Yorkshire… the County of Museums
The Streetlife Museum in Hull takes you on a journey through the history of travel throughout the last 200 years and is a perfect day out for car lovers of all ages.
Take a walk down a perfectly recreated street from the 1940s or take a ride on a tram or carriage for an immersive jaunt through history.
The Hull & East Riding Museum features numerous immersive exhibits which will take you through the history of the region, right from the Iron Age through to the modern day, and meet the wooden warriors and their horde of real-life Viking treasure.
In the beautiful chalk cliffs near Flamborough Head, you’ll find the Living Seas Centre, a marine education centre where you can learn all about the local marine life, with regular family events taking place.
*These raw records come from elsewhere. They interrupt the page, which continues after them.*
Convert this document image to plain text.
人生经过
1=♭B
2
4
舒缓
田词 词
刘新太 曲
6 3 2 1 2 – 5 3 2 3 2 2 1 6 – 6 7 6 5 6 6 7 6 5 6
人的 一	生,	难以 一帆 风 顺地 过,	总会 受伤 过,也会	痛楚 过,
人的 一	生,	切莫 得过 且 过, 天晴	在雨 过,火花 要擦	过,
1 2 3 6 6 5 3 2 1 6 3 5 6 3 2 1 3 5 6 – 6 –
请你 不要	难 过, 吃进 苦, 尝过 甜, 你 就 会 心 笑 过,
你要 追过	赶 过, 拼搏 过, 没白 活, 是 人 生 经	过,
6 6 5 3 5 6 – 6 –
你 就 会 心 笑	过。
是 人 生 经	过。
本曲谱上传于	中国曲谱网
What’s more, it’s right next to the beach!
Hull is also home to its own award-winning art gallery, the Ferens, which has a number of permanent and temporary exhibitions from the present day and all the way back to the Medieval period.
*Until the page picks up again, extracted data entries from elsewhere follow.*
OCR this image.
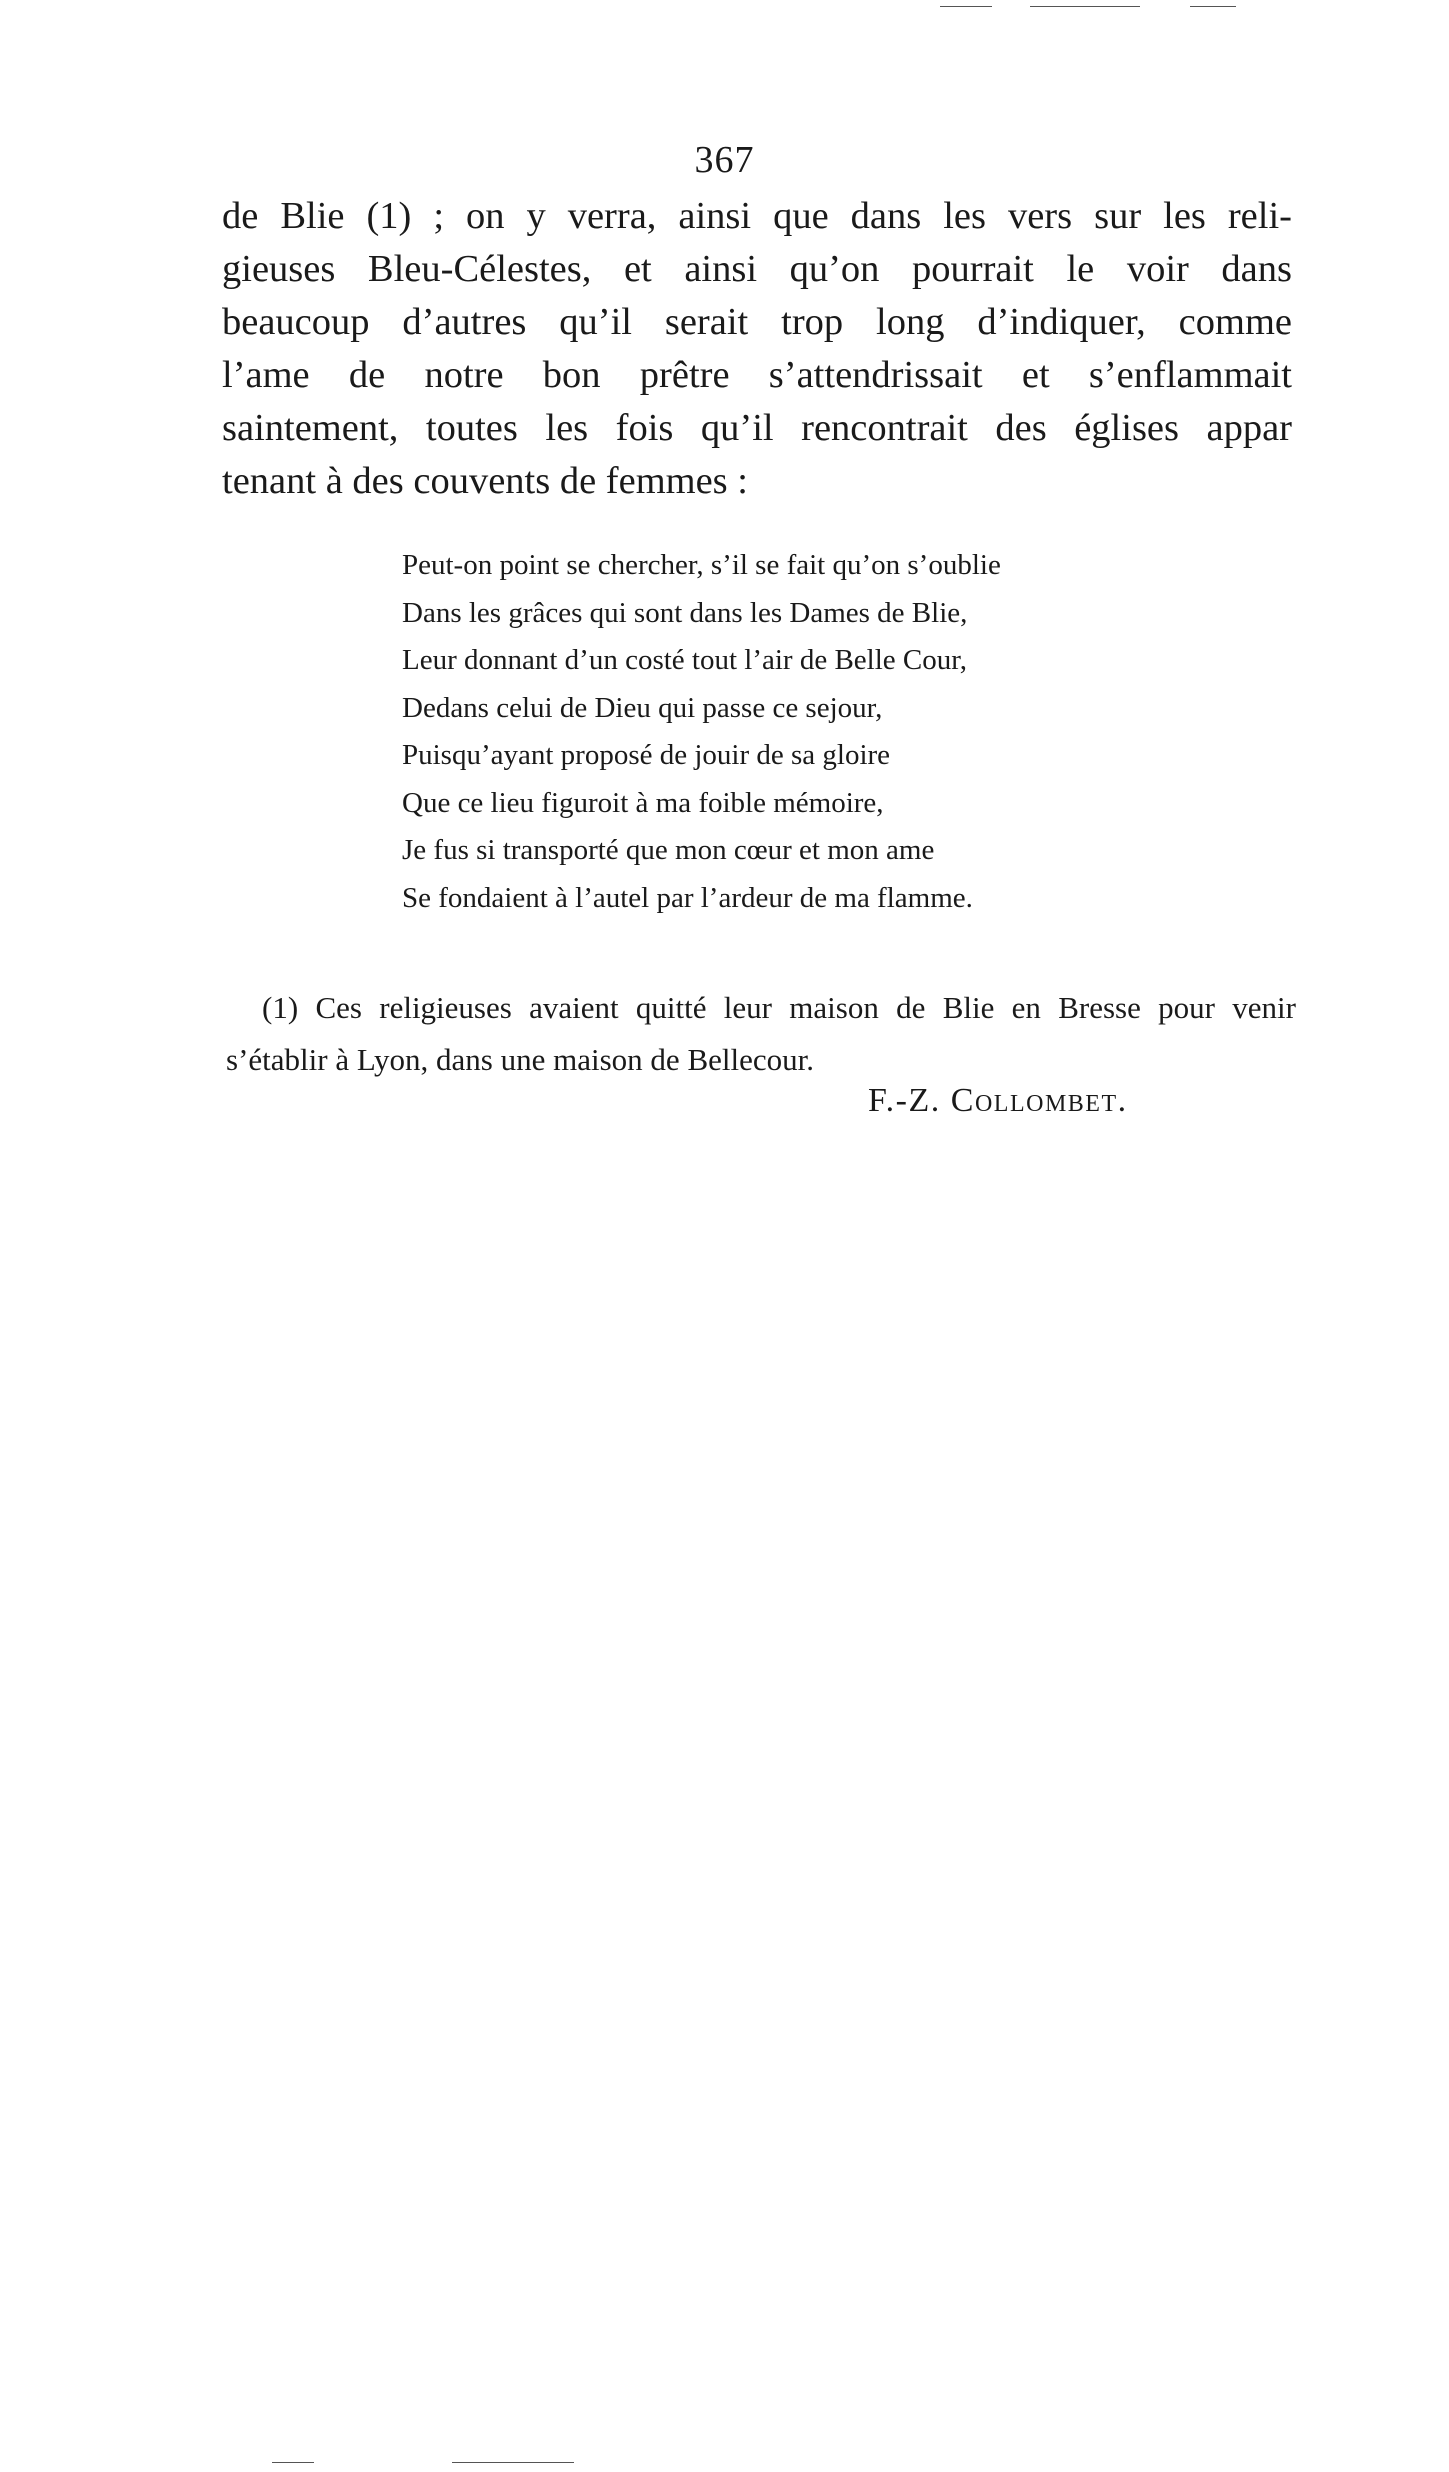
367
de Blie (1) ; on y verra, ainsi que dans les vers sur les reli-
gieuses Bleu-Célestes, et ainsi qu’on pourrait le voir dans
beaucoup d’autres qu’il serait trop long d’indiquer, comme
l’ame de notre bon prêtre s’attendrissait et s’enflammait
saintement, toutes les fois qu’il rencontrait des églises appar
tenant à des couvents de femmes :
Peut-on point se chercher, s’il se fait qu’on s’oublie
Dans les grâces qui sont dans les Dames de Blie,
Leur donnant d’un costé tout l’air de Belle Cour,
Dedans celui de Dieu qui passe ce sejour,
Puisqu’ayant proposé de jouir de sa gloire
Que ce lieu figuroit à ma foible mémoire,
Je fus si transporté que mon cœur et mon ame
Se fondaient à l’autel par l’ardeur de ma flamme.
(1) Ces religieuses avaient quitté leur maison de Blie en Bresse pour venir
s’établir à Lyon, dans une maison de Bellecour.
F.-Z. Collombet.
The Hand of History Museum used to house the old Grammar School where William Wilberforce studied, and is the oldest secular building in the city, although it is now home to its own museum.
Here you can get a glimpse of Hull during the Victorian era and take a look through the Egyptian Gallery, featuring a 2,600-year-old mummy.
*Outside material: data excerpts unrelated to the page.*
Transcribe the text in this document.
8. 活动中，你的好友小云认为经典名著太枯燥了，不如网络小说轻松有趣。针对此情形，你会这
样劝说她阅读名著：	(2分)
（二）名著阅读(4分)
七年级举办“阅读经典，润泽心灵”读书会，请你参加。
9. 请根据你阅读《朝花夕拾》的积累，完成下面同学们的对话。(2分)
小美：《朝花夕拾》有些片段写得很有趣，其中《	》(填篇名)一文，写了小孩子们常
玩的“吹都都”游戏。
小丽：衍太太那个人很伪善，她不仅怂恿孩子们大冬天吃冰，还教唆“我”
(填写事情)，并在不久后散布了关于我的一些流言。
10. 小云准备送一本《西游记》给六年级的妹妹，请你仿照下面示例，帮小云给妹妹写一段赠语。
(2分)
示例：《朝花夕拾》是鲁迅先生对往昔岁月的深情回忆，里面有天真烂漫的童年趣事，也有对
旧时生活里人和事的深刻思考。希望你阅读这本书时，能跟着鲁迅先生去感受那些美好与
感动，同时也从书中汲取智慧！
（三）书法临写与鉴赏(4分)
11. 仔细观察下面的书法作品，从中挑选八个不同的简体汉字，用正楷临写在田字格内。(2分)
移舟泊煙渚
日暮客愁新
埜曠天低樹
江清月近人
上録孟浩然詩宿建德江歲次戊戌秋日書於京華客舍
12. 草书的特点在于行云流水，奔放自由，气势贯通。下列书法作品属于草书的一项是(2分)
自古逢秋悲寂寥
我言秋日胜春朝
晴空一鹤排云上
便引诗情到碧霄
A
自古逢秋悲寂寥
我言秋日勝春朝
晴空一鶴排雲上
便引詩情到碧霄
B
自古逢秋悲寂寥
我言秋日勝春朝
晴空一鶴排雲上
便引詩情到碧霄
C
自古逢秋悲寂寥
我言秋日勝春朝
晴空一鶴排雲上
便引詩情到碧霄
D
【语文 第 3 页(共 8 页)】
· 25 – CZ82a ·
The Spurn Lightship has a long and interesting history dating back over 80 years, and you can step aboard and learn all about it!
The ship helped ensure safe passage for mariners through the Humber estuary for 48 years and can now be visited for free, although this it is closed until April 2017.
The Maritime Museum in Hull is free admission and explains the city’s fascinating ties to the sea.
It’s found in the old Victorian Dock Offices and contains numerous artefacts such as ship models, and an impressive fully sized whale skeleton.
The birthplace of William Wilberforce has now been turned into a museum, charting the story of the transatlantic slave trade and the fight to end it, as well as offering an insight into contemporary slavery.
For those who remember days spent playing old ‘penny arcade’ games at the seaside, this museum in Bridlington is a must-visit.
The museum houses a number of unique and fully working antique slot machines, some dating back almost a century.
The East Riding Treasure House is a ‘multi-disciplinary’ centre for heritage in Beverley, which is home to the town’s museum, library and archives.
It’s worth visiting even if you just head to the top of the tower for the superb views over Beverley and the Minster.